Archive | October 2013

proper meta one way convo

This post is going to be largely concerned with meta-communication, and as a natural consequence, I’ll start out with laying out the over-all statement that this is going to be meta. PErfect. So it’s meta-meta-communication now. It’s already an interesting start, let alone because I very well know that conversations in the non-virtual world doesn’t work like this. By now, I’m breaking several fundamental rules of interaction by, firstly, not including the reader or speaking as though this is a two-way communication, and secondly, starting out by explicitly laying out what my imaginary, eventually real, reader can expect from this particular entry, and by now, if I were in fact having a conversation with someone, my unfortunate conversation partner would most likely be stumbling on his feet in the effort to get out undamaged by too much explicitly stated meta congo.

Let’s, for example, just imagine this scenario: You’re walking into a bar and sitting down with some random strangers that caught your eye. They look you over, drawing their first impressions on you, judging you subjectively with their sharp, pointy stares. You’re aware of this and says: ”I’m greeting you. Now I want to find out why you’re staring at me like this, so that’s why I choose to start out. Would you like if I gave you a brief presentation of myself?”
Most likely, your potentially enthusiastic listeners would be gone. You wouldn’t make yourself heard and understood in a respectable manner. Simple.

Or rather, simple if you understand simplicity well enough not to make it too complex, needing to analyse your world and categorise it into a comprehensible system. Linguists break it down to pragmatics, the unconventional meaning of sentences depending solely on the context, and psychologists presumably investigate how the human psyche responds to certain conversations. It’s analysed from all points of view, and still, much like everything about human consciousness, the intuitively formed parameters that govern human interaction is probably one of the things that make least sense in this world in terms of dividing the specifics of it into an underlying, progressive system.

And here comes the really weird part: most people don’t really want to acknowledge that there might be an underlying, progressive system and would rather see everything involving interaction as being ”this sort of gut feeling you get about someone, you know, it’s kind of cool”.
Um, is it? Why is it almost a social taboo to have to read about how, for instance, conversation works, how the brain looks like in love, the scientific explanation of mutual attraction etc.? Although millions do in fact read books like that and express the curiosity that’s said to characterise humans, it lies in the subtext that unlike the mechanisms and concepts of math, history, geology etc., you can’t “learn” social skills.
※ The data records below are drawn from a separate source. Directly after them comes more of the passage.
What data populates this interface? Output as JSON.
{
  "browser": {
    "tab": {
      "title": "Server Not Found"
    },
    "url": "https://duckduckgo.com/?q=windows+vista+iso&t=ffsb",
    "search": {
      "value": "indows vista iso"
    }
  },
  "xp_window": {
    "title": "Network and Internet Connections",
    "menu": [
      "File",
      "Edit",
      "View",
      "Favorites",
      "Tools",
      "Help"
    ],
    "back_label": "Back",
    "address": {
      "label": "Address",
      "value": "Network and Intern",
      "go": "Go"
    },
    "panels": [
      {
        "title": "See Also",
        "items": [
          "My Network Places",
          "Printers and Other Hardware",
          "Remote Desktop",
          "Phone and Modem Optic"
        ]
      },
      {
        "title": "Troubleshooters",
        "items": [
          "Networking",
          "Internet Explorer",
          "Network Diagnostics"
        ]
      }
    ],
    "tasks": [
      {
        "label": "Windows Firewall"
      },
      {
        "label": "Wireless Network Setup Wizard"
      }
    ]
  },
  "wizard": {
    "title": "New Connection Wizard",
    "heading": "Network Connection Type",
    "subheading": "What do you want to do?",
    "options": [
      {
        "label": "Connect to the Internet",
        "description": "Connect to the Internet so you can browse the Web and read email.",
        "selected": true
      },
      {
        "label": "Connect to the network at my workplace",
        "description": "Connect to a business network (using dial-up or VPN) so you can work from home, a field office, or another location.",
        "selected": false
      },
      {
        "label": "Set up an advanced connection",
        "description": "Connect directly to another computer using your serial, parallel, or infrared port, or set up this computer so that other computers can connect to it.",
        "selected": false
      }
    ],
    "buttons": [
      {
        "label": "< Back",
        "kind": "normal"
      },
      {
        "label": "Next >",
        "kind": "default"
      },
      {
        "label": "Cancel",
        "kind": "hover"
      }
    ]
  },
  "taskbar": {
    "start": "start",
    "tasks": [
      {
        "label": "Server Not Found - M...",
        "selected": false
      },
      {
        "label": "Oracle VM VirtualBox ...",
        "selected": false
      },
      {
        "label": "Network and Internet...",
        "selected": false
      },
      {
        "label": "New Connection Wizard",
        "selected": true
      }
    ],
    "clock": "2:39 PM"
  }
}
That’s basically saying that the most complex and inexplicable part of the human brain shouldn’t be investigated further, and that the recent structures and appropriate behaviour patterns of modern society, most definitely not present in the days of early hominids, are encoded in humanity.

It’s also a peculiar tendency that the books that really win popularity, although it’s still not said out loud, is the ones using a rhetoric that suggests they’re magical tools, e.g. “CHANGE YOUR LIFE IN TEN MINUTES”, “HOW TO INSTANTLY ATTRACT ANYONE”, and “ACHIEVE COMPLETE SELF INTERNAL BALANCE”. Um, I know that last one was weird, but seriously. It’s probably another, inherently irrational brain flaw; the same one that drives us to have faith, to gamble, and to create false memories, and to generally be really succebtible to certain stimuli. We strive for the mysterious, the excitement and the rush that comes with things we can’t explain oor figure out. It’s also part of what’s so fascinating about gambling and risk taking, it’s why we won’t be captains to destroy the romanticism of the sea, and it’s why we won’t theorise music and destroy the experience.
As an amateur singer song writer and an experimenter with electronic music and soundscapes, I’d say that music theory increased my understanding rather than limiting it.
Why wouldn’t the phenomenology, the collective experience, of listening to a piece of music be completely separated from its building blogs? I still get a major heart throb from listening to Beethoven’s 9th symphony 3rd movement, and knowing that it contains a TDT-progression in A major at 30 BPM makes it even more beautiful to me. Well, if not the where fact that it contains a certain chord progression, then at least wondering why I like it so much. So, why should knowing that falling in love increases dopamine in the brain, and knowing that we associate every form of stimuli with the person we experience it with, make me less likely to fall in love?

Plato stated that the underlying concepts of Math is already located in memory, and that the roll of the teacher was a guide to memorising the concepts. However, it didn’t prevent us from doing the math, and however easily you might figure out the system, you do much better with a guide; a textbook or a calculator. Similarly, our complex social codes might very well be a result of an accumulative adaptation process that forced us to create language to communicate more efficiently, but there’s no reason to suggest that it should be any different from math, that, after all, also is a language based system. I think that everything can and should be analysed, and analysing conversations doesn’t take away the feeling of connection with another human being we experience, since that is also a product of evolution.

That being said, I’m not suggesting that we can completely control our thought processes. I’m just questioning the acceptable norm and the irrationality that lies in not wanting to experience underlying principles of certain systems because … well, because we’re human. I like a good gamble myself, which is why I chose to start this blog and see wherever it leads.